The fair value of contingent consideration relating to amounts payable by the Company to the former stockholders of Adolor upon the achievement of certain regulatory milestones, sales milestones or a combination of both, with respect to bevenopran (formerly known as CB-5945), was estimated to be $79.2 million and $77.0 million as of June 30, 2013 and December 31, 2012, respectively. The change in the fair value of the contingent consideration liability during the three and six months ended June 30, 2013, is due to the time value of money. The aggregate remaining, undiscounted amount of contingent consideration that Cubist could pay to the former stockholders of Adolor under the merger agreement ranges from zero to $233.8 million. Bevenopran is an oral, peripherally-acting mu opioid receptor antagonist in development for the potential treatment of opioid-induced constipation in patients with chronic, non-cancer pain.

 

Calixa

 

The fair value of contingent consideration relating to amounts payable by the Company to the former stockholders of Calixa, upon the achievement of certain development, regulatory and sales milestones with respect to ceftolozane/tazobactam was estimated to be $114.6 million and $112.2 million as of June 30, 2013 and December 31, 2012, respectively. The change in fair value for the three and six months ended June 30, 2013, is due to the time value of money. The aggregate remaining, undiscounted amount of contingent consideration that Cubist could pay to the former stockholders of Calixa under the merger agreement is $220.0 million, including a $40.0 million milestone payment which is due in August 2013 as a result of first patient enrollment in the Company’s ceftolozane/tazobactam open-label study in patients with ventilator-associated bacterial pneumonia, or VABP, in July 2013. Ceftolozane/tazobactam is being developed as a potential treatment for complicated urinary tract infections, or cUTI, complicated intra-abdominal infections, or cIAI, hospital-acquired bacterial pneumonia, or HABP, and VABP.

 

Other Fair Value Measurements

 

Debt

 

The Company estimates the fair value of its 2.50% Notes by using a quoted market rate in an inactive market, which is classified as a Level 2 input.
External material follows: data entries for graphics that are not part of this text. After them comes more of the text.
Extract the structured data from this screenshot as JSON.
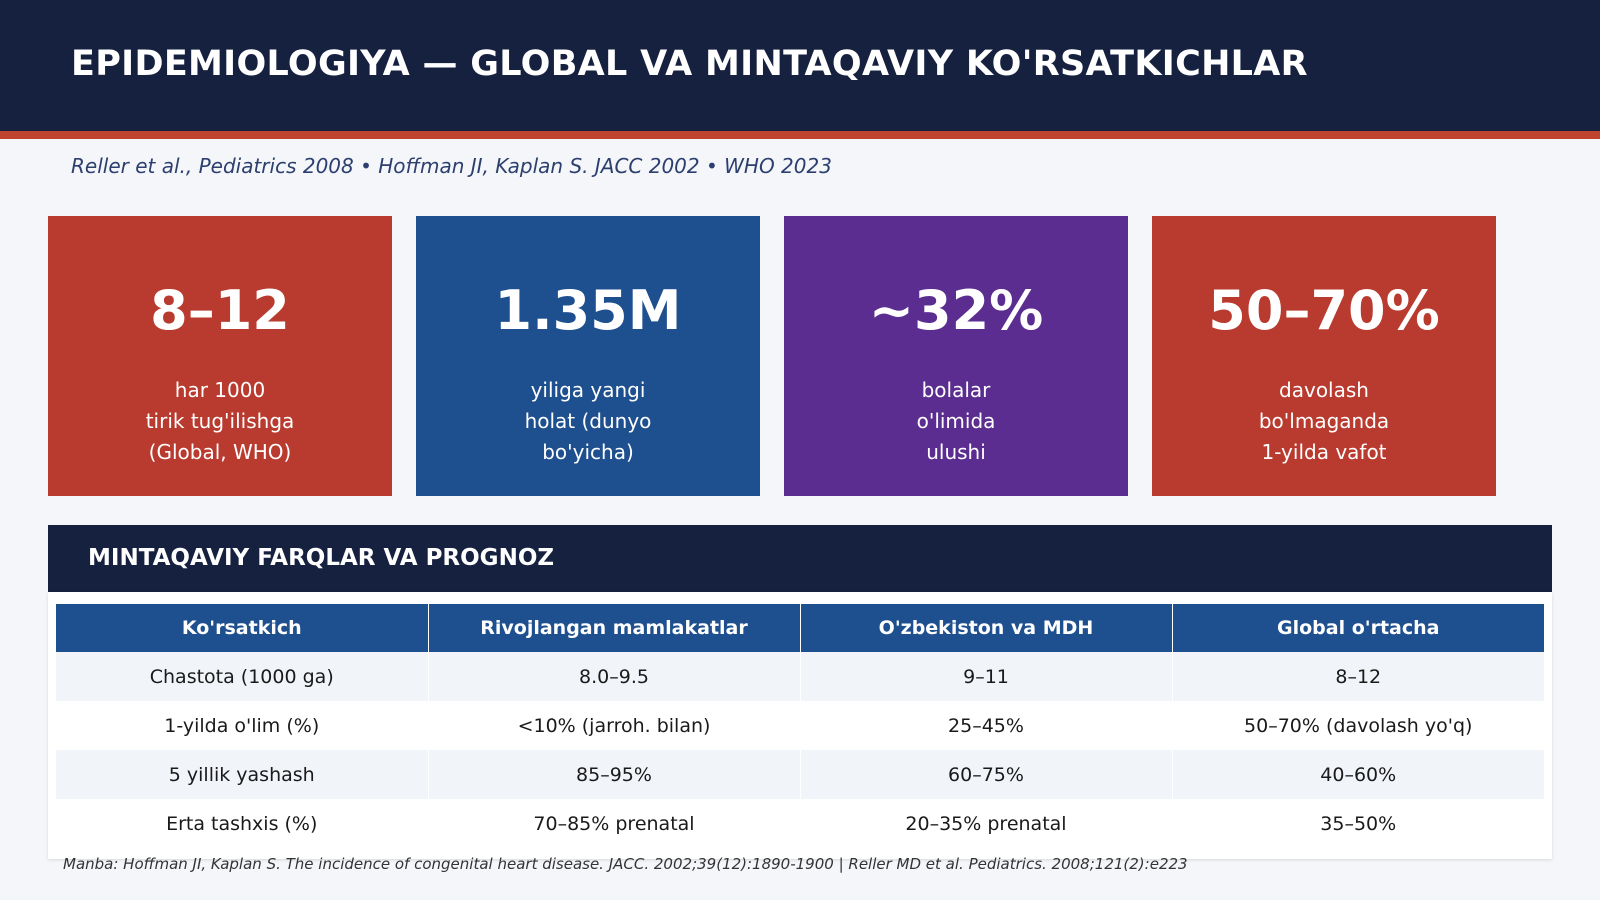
{
  "header": {
    "title": "EPIDEMIOLOGIYA — GLOBAL VA MINTAQAVIY KO'RSATKICHLAR",
    "background": "#15213f",
    "accent_color": "#c0432f"
  },
  "subtitle": "Reller et al., Pediatrics 2008 • Hoffman JI, Kaplan S. JACC 2002 • WHO 2023",
  "stat_cards": [
    {
      "value": "8–12",
      "description": "har 1000\ntirik tug'ilishga\n(Global, WHO)",
      "color": "#b93a2e"
    },
    {
      "value": "1.35M",
      "description": "yiliga yangi\nholat (dunyo\nbo'yicha)",
      "color": "#1e4f8e"
    },
    {
      "value": "~32%",
      "description": "bolalar\no'limida\nulushi",
      "color": "#5b2d90"
    },
    {
      "value": "50–70%",
      "description": "davolash\nbo'lmaganda\n1-yilda vafot",
      "color": "#b93a2e"
    }
  ],
  "section": {
    "title": "MINTAQAVIY FARQLAR VA PROGNOZ"
  },
  "table": {
    "headers": [
      "Ko'rsatkich",
      "Rivojlangan mamlakatlar",
      "O'zbekiston va MDH",
      "Global o'rtacha"
    ],
    "rows": [
      [
        "Chastota (1000 ga)",
        "8.0–9.5",
        "9–11",
        "8–12"
      ],
      [
        "1-yilda o'lim (%)",
        "<10% (jarroh. bilan)",
        "25–45%",
        "50–70% (davolash yo'q)"
      ],
      [
        "5 yillik yashash",
        "85–95%",
        "60–75%",
        "40–60%"
      ],
      [
        "Erta tashxis (%)",
        "70–85% prenatal",
        "20–35% prenatal",
        "35–50%"
      ]
    ],
    "header_color": "#1e4f8e"
  },
  "footnote": "Manba: Hoffman JI, Kaplan S. The incidence of congenital heart disease. JACC. 2002;39(12):1890-1900 | Reller MD et al. Pediatrics. 2008;121(2):e223"
}
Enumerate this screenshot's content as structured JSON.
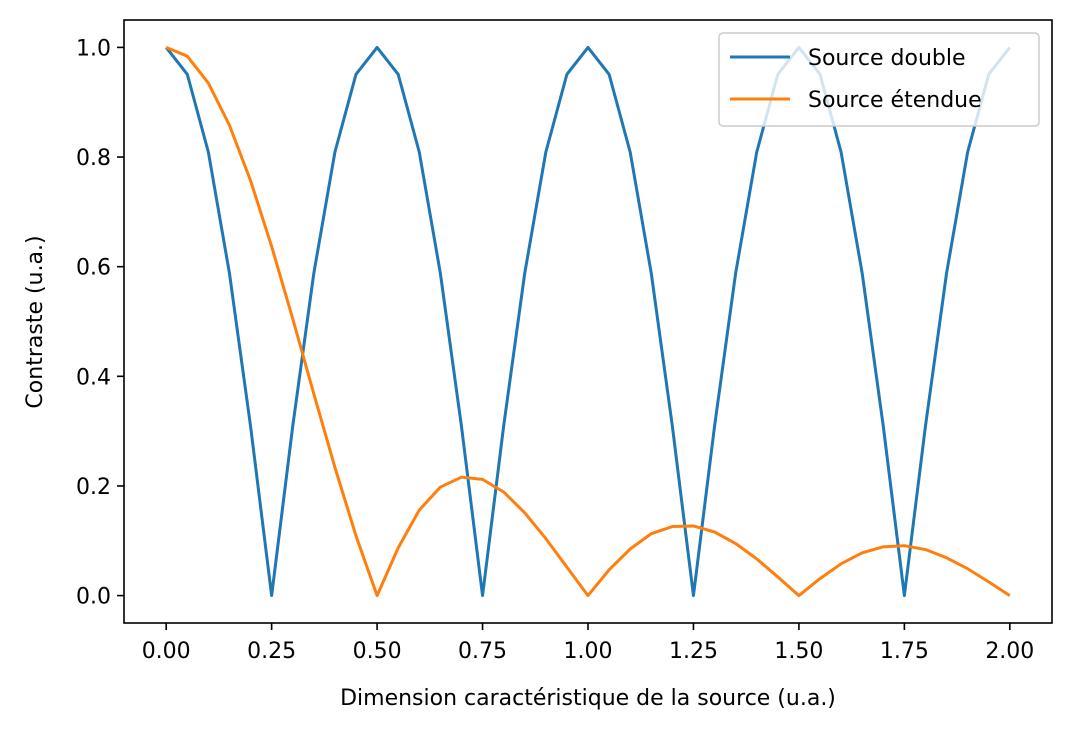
{
  "chart_data": {
    "type": "line",
    "xlabel": "Dimension caractéristique de la source (u.a.)",
    "ylabel": "Contraste (u.a.)",
    "xlim": [
      -0.1,
      2.1
    ],
    "ylim": [
      -0.05,
      1.05
    ],
    "xticks": [
      "0.00",
      "0.25",
      "0.50",
      "0.75",
      "1.00",
      "1.25",
      "1.50",
      "1.75",
      "2.00"
    ],
    "yticks": [
      "0.0",
      "0.2",
      "0.4",
      "0.6",
      "0.8",
      "1.0"
    ],
    "grid": false,
    "legend_position": "top-right",
    "series": [
      {
        "name": "Source double",
        "color": "#1f77b4",
        "x": [
          0.0,
          0.05,
          0.1,
          0.15,
          0.2,
          0.25,
          0.3,
          0.35,
          0.4,
          0.45,
          0.5,
          0.55,
          0.6,
          0.65,
          0.7,
          0.75,
          0.8,
          0.85,
          0.9,
          0.95,
          1.0,
          1.05,
          1.1,
          1.15,
          1.2,
          1.25,
          1.3,
          1.35,
          1.4,
          1.45,
          1.5,
          1.55,
          1.6,
          1.65,
          1.7,
          1.75,
          1.8,
          1.85,
          1.9,
          1.95,
          2.0
        ],
        "y": [
          1.0,
          0.951,
          0.809,
          0.588,
          0.309,
          0.0,
          0.309,
          0.588,
          0.809,
          0.951,
          1.0,
          0.951,
          0.809,
          0.588,
          0.309,
          0.0,
          0.309,
          0.588,
          0.809,
          0.951,
          1.0,
          0.951,
          0.809,
          0.588,
          0.309,
          0.0,
          0.309,
          0.588,
          0.809,
          0.951,
          1.0,
          0.951,
          0.809,
          0.588,
          0.309,
          0.0,
          0.309,
          0.588,
          0.809,
          0.951,
          1.0
        ]
      },
      {
        "name": "Source étendue",
        "color": "#ff7f0e",
        "x": [
          0.0,
          0.05,
          0.1,
          0.15,
          0.2,
          0.25,
          0.3,
          0.35,
          0.4,
          0.45,
          0.5,
          0.55,
          0.6,
          0.65,
          0.7,
          0.75,
          0.8,
          0.85,
          0.9,
          0.95,
          1.0,
          1.05,
          1.1,
          1.15,
          1.2,
          1.25,
          1.3,
          1.35,
          1.4,
          1.45,
          1.5,
          1.55,
          1.6,
          1.65,
          1.7,
          1.75,
          1.8,
          1.85,
          1.9,
          1.95,
          2.0
        ],
        "y": [
          1.0,
          0.984,
          0.935,
          0.858,
          0.757,
          0.637,
          0.505,
          0.368,
          0.234,
          0.109,
          0.0,
          0.087,
          0.156,
          0.198,
          0.216,
          0.212,
          0.189,
          0.151,
          0.104,
          0.052,
          0.0,
          0.047,
          0.085,
          0.113,
          0.126,
          0.127,
          0.116,
          0.095,
          0.067,
          0.034,
          0.0,
          0.031,
          0.058,
          0.078,
          0.089,
          0.091,
          0.084,
          0.069,
          0.049,
          0.025,
          0.0
        ]
      }
    ]
  }
}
The estimated fair value and carrying value of the $450.0 million aggregate principal amount of the outstanding 2.50% Notes was $812.8 million and $375.1 million, respectively, as of June 30, 2013. See Note G., “Debt,” for additional information.

 

Payable to Glaxo

 

In connection with the acquisition of Adolor in December 2011, Cubist assumed the obligation to pay Glaxo Group Limited, or Glaxo, six annual payments aggregating to $22.5 million as a result of Adolor’s termination of its collaboration agreement with Glaxo in September 2011. The amount payable to Glaxo was recorded at its estimated fair value at the time of acquisition and is allocated between current and non-current liabilities within the condensed consolidated balance sheets based on the contractual payment dates. The fair value estimate utilizes a discount rate, which is classified as a Level 3 input. As of June 30, 2013, the carrying value of the remaining annual payments to Glaxo of $17.4 million approximates its fair value. Imputed interest on the amount payable to Glaxo is recorded as interest expense within the condensed consolidated statements of comprehensive income.